Same with customer service phone and chat being replaced with bots. It sucks for customers but there's no recourse - you don't know about all of this on the front end.
Anonymous
Demonstrably, yes.

I had a client last year who was incrementally downsizing/offshoring their entire IT department. Totally inefficient, serious communication and accessibility issues, but they saved $$$ (on paper) so what do they care?
Anonymous
I don't about "more with less", but it's certainly "the same with less", and AI is just an excuse.

https://www.nytimes.com/2026/03/04/opinion/block-jack-dorsey-layoffs-ai.html
Anonymous
Anonymous wrote:No, they're doing less with more, but the consumer does not have good options to vote with their dollar.

Yesterday I went to the doctor and instead of 2 or 3 ladies at check-in like usual, there was one (on the phone with a patient) and a bunch of kiosks. The kiosk wanted me to log into an app on my phone to get a QR code to check in. I didn't want to download an app in the waiting room so instead I typed through like 6 screens on a crappy touch-screen keyboard. It was slower and more annoying than if a human used a regular keyboard to check me in, and those touch screens will definitely break. Also, I had to scan in my driver's license into who-knows-what database instead of just showing it to a human.
But the hospital got to fire 1 or 2 receptionists so it's "efficiency."


I recently had a 15 screen long medical questionnaire that no lie had the finest amount of Hispanic/Latino subcategories I have ever seen. It also included polygamy as a marital option.

And the app dumped my entries three times before I was able to submit.

Even if I was a polygamous Catalan, I would still be enraged by this.

Oh...and the card pictures I uploaded were only for the billing department so I still had to physically present them at check-in.
Anonymous
Anonymous wrote:
Anonymous wrote:I was head of dept at my last job with zero staff. It was all AI, automated and did not need staff. Just me. We had several dept heads with no staff

Why don’t you name these departments.


All of them pretty much. I was actually head of three departments all no staff. Everything automated, outsourced or in India and we were all remote. We did not even have IT, marketing, HR at onr point
Anonymous
Anonymous wrote:
Anonymous wrote:No, they're doing less with more, but the consumer does not have good options to vote with their dollar.

Yesterday I went to the doctor and instead of 2 or 3 ladies at check-in like usual, there was one (on the phone with a patient) and a bunch of kiosks. The kiosk wanted me to log into an app on my phone to get a QR code to check in. I didn't want to download an app in the waiting room so instead I typed through like 6 screens on a crappy touch-screen keyboard. It was slower and more annoying than if a human used a regular keyboard to check me in, and those touch screens will definitely break. Also, I had to scan in my driver's license into who-knows-what database instead of just showing it to a human.
But the hospital got to fire 1 or 2 receptionists so it's "efficiency."

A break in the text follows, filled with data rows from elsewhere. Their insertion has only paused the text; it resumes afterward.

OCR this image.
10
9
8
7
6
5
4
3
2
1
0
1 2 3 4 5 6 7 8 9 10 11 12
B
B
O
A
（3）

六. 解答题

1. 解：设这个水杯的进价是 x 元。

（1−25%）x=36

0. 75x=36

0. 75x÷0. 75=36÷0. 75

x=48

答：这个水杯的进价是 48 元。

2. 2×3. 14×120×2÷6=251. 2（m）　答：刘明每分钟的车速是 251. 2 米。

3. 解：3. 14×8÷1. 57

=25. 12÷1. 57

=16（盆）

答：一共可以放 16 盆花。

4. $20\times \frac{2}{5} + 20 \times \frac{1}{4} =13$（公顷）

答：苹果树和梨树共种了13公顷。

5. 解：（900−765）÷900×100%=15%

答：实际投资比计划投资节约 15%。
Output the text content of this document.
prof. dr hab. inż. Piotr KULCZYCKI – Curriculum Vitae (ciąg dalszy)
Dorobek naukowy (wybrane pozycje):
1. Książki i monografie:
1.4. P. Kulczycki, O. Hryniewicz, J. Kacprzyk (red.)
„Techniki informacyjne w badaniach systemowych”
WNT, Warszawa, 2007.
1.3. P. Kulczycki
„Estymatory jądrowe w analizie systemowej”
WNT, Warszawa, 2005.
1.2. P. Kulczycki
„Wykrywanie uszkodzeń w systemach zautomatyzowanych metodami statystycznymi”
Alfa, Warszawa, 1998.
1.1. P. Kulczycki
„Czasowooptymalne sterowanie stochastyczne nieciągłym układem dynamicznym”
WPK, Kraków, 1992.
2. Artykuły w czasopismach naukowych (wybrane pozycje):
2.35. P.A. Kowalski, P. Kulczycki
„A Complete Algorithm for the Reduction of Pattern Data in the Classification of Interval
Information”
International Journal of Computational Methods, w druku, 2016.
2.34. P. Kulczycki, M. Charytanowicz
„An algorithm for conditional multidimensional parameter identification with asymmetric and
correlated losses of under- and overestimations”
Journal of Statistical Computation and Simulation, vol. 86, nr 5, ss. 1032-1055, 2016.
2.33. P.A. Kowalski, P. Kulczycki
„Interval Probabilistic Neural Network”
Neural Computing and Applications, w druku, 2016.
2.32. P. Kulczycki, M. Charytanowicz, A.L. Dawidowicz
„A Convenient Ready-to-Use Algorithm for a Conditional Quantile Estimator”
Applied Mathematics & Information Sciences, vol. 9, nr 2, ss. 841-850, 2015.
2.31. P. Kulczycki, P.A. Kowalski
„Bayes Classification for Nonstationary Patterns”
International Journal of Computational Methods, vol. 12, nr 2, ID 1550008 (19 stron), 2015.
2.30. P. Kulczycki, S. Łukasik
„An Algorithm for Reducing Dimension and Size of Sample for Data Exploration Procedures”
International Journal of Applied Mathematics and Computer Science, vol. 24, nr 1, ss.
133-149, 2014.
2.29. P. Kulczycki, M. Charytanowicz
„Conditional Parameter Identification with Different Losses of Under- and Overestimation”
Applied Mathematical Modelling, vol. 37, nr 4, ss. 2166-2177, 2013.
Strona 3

I recently had a 15 screen long medical questionnaire that no lie had the finest amount of Hispanic/Latino subcategories I have ever seen. It also included polygamy as a marital option.

And the app dumped my entries three times before I was able to submit.

Even if I was a polygamous Catalan, I would still be enraged by this.

Oh...and the card pictures I uploaded were only for the billing department so I still had to physically present them at check-in.


And this app was probably way overpriced and cost more than one salary for an admin.